Cezalar açıklandı. Resmen küme düşülmese de Galatasaray'ın aldığı bu ceza sonrası küme de kalması ancak mucizelere bağlı. Son iki sırada yer alan takım küme düşecektir. Galatasaray şu an -4 puanla sonuncu sırada. sıfır galibiyet ve 6 mağlubiyeti var. kendisi gibi ligde galibiyeti olmayan dacka'nın puanı ise 6. Yani aradaki fark 10 puan. Basketbolda bunun anlamı, rakibinden 10 maç daha fazla kazanman gerektiğidir. Bu mantıktan devam ettiğimizde kümede kalabilmek için Galatasaray'ın şu an için 14. sıradaki rakibini yani Mersin'i geçmesi gerekmektedir. Mersin'in puanı sekiz. Galatasaray'la arasındaki fark 12 puan. dolayısıyla galatasaray'ın Mersin'in kazandığından 12 maç daha fazla kazanmalı. ligde 24 maç kaldı. Galatasaray kalan tüm maçalrını kazansa bile (imkansız olduğunu biliyoruz) Mersin'in ve üstündeki takımların 12 galibiyet alması durumunda bile Galatasaray küme düşecek.

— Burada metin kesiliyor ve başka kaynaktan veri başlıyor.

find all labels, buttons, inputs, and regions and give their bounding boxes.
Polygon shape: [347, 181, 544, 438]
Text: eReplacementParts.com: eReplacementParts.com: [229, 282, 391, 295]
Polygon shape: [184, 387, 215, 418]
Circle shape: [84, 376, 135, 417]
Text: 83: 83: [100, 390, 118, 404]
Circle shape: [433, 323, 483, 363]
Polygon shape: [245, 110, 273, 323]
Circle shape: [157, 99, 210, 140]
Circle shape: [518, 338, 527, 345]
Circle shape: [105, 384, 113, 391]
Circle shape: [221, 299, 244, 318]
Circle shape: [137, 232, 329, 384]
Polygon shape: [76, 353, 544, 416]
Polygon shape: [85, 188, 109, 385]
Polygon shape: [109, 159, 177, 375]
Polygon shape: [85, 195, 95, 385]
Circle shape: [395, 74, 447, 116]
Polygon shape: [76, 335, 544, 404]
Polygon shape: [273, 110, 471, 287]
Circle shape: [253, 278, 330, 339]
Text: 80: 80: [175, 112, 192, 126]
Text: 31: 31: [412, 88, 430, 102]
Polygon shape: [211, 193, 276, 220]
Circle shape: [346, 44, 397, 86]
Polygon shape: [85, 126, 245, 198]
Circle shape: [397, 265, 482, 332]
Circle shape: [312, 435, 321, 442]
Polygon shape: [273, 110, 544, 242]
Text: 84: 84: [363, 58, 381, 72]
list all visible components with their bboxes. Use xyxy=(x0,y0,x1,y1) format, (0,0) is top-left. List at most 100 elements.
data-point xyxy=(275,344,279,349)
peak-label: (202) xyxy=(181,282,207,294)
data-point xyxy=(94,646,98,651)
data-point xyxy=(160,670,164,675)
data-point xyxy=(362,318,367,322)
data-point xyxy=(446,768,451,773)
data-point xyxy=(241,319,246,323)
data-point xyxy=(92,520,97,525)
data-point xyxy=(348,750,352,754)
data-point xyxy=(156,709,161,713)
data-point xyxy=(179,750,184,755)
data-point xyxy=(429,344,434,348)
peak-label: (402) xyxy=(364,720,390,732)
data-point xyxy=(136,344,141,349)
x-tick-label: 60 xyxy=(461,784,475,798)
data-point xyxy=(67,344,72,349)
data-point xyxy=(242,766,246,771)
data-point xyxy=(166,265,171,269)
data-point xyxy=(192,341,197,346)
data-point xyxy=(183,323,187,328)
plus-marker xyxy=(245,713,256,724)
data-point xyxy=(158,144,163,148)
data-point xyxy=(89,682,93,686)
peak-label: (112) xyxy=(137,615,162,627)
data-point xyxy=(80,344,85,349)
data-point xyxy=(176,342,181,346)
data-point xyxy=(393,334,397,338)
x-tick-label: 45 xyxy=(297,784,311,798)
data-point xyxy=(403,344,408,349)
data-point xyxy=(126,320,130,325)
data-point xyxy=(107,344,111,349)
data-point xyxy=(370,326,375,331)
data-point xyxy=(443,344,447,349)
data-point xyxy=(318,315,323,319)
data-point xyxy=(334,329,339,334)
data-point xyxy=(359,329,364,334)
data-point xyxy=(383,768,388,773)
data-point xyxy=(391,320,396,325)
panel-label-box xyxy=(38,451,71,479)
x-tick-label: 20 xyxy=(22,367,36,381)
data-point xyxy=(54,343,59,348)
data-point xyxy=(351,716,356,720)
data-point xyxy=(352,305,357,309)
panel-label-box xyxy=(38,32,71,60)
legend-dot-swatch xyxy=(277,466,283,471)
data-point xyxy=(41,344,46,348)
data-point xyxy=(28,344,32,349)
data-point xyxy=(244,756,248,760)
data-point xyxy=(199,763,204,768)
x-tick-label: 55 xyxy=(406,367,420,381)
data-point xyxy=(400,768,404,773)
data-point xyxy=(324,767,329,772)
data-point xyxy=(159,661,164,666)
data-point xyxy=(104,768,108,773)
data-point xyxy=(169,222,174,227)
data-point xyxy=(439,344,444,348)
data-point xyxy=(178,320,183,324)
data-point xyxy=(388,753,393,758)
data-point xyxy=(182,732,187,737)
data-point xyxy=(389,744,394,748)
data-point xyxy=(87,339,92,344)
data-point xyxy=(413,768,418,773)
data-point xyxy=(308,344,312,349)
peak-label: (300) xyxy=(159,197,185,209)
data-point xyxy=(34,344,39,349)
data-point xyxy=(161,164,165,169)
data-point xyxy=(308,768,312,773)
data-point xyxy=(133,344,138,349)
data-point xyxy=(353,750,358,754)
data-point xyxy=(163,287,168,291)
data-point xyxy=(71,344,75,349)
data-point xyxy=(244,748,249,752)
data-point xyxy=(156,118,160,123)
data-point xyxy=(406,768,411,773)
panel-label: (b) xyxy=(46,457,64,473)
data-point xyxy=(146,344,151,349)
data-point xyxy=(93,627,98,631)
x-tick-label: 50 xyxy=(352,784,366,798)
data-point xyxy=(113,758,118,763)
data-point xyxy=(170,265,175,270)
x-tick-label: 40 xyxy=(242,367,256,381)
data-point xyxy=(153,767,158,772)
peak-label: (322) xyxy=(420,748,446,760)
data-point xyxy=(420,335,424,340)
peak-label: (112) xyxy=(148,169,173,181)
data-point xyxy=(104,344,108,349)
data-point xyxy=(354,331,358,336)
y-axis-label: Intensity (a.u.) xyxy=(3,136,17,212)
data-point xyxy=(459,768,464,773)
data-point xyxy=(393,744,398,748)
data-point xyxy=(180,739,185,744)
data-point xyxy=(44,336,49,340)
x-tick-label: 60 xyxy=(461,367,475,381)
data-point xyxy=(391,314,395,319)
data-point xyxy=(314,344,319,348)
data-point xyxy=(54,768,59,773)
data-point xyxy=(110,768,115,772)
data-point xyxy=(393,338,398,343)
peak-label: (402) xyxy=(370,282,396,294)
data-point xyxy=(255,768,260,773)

Çok fazla uzatmaya gerek yok. Galatasaray'ın kümede kalması mucizelere bırakılmıştır.


Bu bence ağır bir ceza değil. Yapılanlara karşılık böyle bir ceza verilmesi normal. Ancak sorun federasyonuni bu standardı, her takıma karşı ya da her eyleme karşı aynı uygulamaması, farklı uygulamasıdır. Her zaman kurala göre duruma göre karar almasıdır. Saha kapatmalarda, sahaya girmelerde vb. çok örneğpini gördük. Örneğin Kinsey'in cezasına bakalım. Bir oyuncuya yumruk atılmasına 9 maç ceza veren federasyon taraftara yumruğa 2 maç verdi. Sinirlenen oyuncu taraftarın burnunu kırabilir. Umarım gelecekte bu tip cezaları her durumda ve ortamda, takım ve yetkili ayırt etmeksizin verebilecek bir iradeye ve güce sahip bir federasyonumuz olur. Bu gerçekleştiği zaman; Türkiye basketbolu hak ettiği düzeyelere gelebilecektir. Gerçek basketbolseverler, salonnları dolduracaktır.


Oyunculara verilen cezalara geçelim. Nalga'nın 2 yıl ceza almasına üzüldüm doğrusu. Çünkü yaşadığı ceza korkusu bile onun akıllanmasını sağlamıştır. Ancak bu cezalanın mantığı doğru. En azından kısmen doğru. Şöyle ki; bu cezalar, "kızım sana söylüyorum, gelinim sen anla" mantığını izliyor. Böyle bir şeyle yakın gelecekte karşılaşmamak adına verilmiş büyük cezalar. Ancak böylesi bir sahtekarlığa cesaret edilebilmesinin nedeni bence federasyonun geçmiş uygulamaları. Burada sahtekarlık yapılamsını meşrulaştırmıyorum. Ama Federasyonun basiretsiz uygulamalarına dikkat çekmek istiyorum. Federasyonun büyük takımlar söz konusu olduğunda olayların üstünü örtmesi böylesi davranışlara sebep olabilir. Federasyonun hiç mi suçu yok?


Gelelim cezaların mantıksız olan yanına. Tufan'a verilen cezadan bahsediyorum. tamam 4 ayla sınırlı ama o mantıkla hareket edildiğinde o maçta oynayan her oyuncuya o zaman ceza vermek gerekir. Sadece Tufan'a ceza vermek saçma olmuş. Olayın bilenb her oyuncuya ceza vermek gerekirdi.
koç, teknik heyet ve yöneticiler ise bu cezaları hak etmişlerdir.